The test, which will be marketed as the Seeker System, is designed to detect the LSDs Mucopolysaccharidosis Type I (MPS I) Pompe, Gaucher and Fabry. The conditions occur in about 1 in 1,500 to 1 in 185,000 newborns and children, depending on the disorder.
Several states currently mandate LSD screening in all newborns, such as Arizona, Illinois, Kentucky, Michigan, Missouri, New Jersey, New Mexico, New York, Ohio, Pennsylvania and Tennessee. But, until now, there were no FDA-authorized devices for screening these disorders. The FDA authorized the test based on clinical and analytical validity testing.

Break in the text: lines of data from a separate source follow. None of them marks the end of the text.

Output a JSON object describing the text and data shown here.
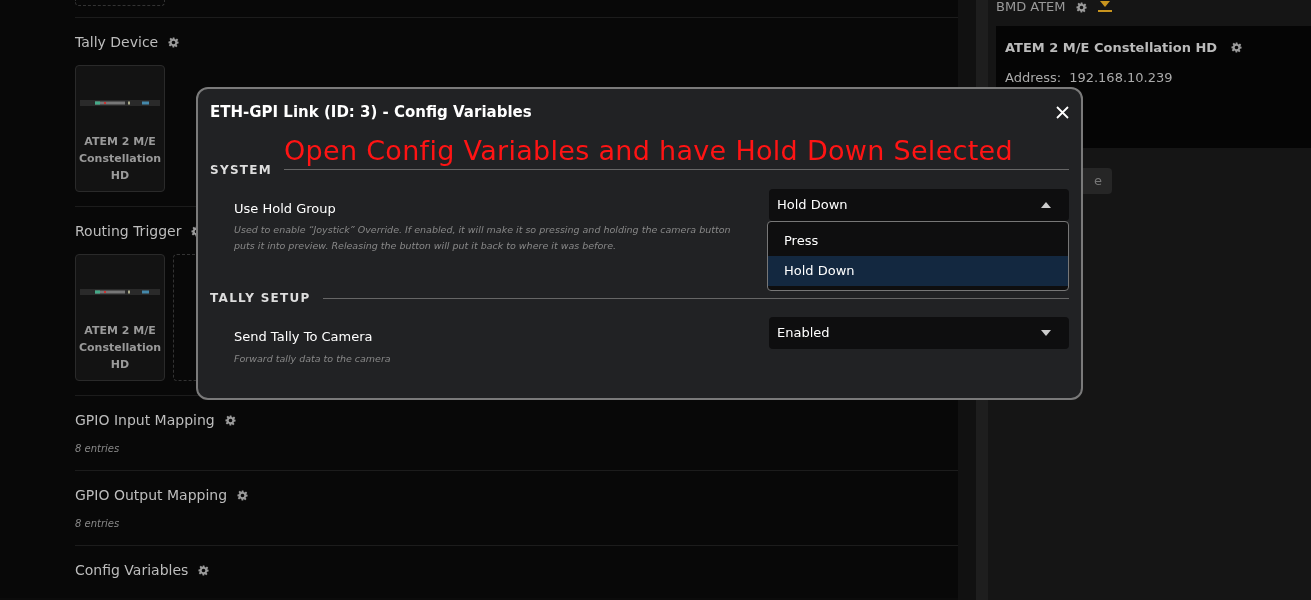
{
  "main": {
    "sections": [
      {
        "kind": "devices",
        "title": "Tally Device",
        "devices": [
          {
            "name": "ATEM 2 M/E Constellation HD"
          }
        ],
        "empty_slot": false
      },
      {
        "kind": "devices",
        "title": "Routing Trigger",
        "devices": [
          {
            "name": "ATEM 2 M/E Constellation HD"
          }
        ],
        "empty_slot": true
      },
      {
        "kind": "entries",
        "title": "GPIO Input Mapping",
        "note": "8 entries"
      },
      {
        "kind": "entries",
        "title": "GPIO Output Mapping",
        "note": "8 entries"
      },
      {
        "kind": "plain",
        "title": "Config Variables"
      }
    ]
  },
  "side_panel": {
    "header": "BMD ATEM",
    "card": {
      "title": "ATEM 2 M/E Constellation HD",
      "address_label": "Address:",
      "address": "192.168.10.239"
    },
    "button_label": "e"
  },
  "modal": {
    "title": "ETH-GPI Link (ID: 3) - Config Variables",
    "annotation": "Open Config Variables and have Hold Down Selected",
    "groups": [
      {
        "heading": "SYSTEM",
        "settings": [
          {
            "label": "Use Hold Group",
            "description": "Used to enable “Joystick” Override. If enabled, it will make it so pressing and holding the camera button puts it into preview. Releasing the button will put it back to where it was before.",
            "value": "Hold Down",
            "expanded": true,
            "options": [
              {
                "label": "Press",
                "selected": false
              },
              {
                "label": "Hold Down",
                "selected": true
              }
            ]
          }
        ]
      },
      {
        "heading": "TALLY SETUP",
        "settings": [
          {
            "label": "Send Tally To Camera",
            "description": "Forward tally data to the camera",
            "value": "Enabled",
            "expanded": false
          }
        ]
      }
    ]
  }
}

The Seeker System, which consists of the Seeker LSD Reagent Kit – IDUA|GAA|GBA|GLA and Seeker Instrument, works by measuring the activity level of proteins required for healthy lysosomal storage found in dried blood samples collected from the prick of a newborn’s heel 24 to 48 hours after birth. The Seeker Instrument automates the analysis of dried blood spots and detects reduced enzyme activity of proteins associated with any of the four LSDs detected by the kit. Results from the kit may be confirmed using other test methods, such as biopsies, genetic and other laboratory tests.
Risks associated with the test include false positives, though none were identified through the study or through the Missouri State Public Health Laboratory’s 15-month surveillance program involving the Seeker System.
The Seeker System was created with funding from the Small Business Innovation Research program in National Institutes of Health’s Eunice Kennedy Shriver National Institute of Child Health and Human Development. The device is made by Durham, North Carolina-based Baebies Inc.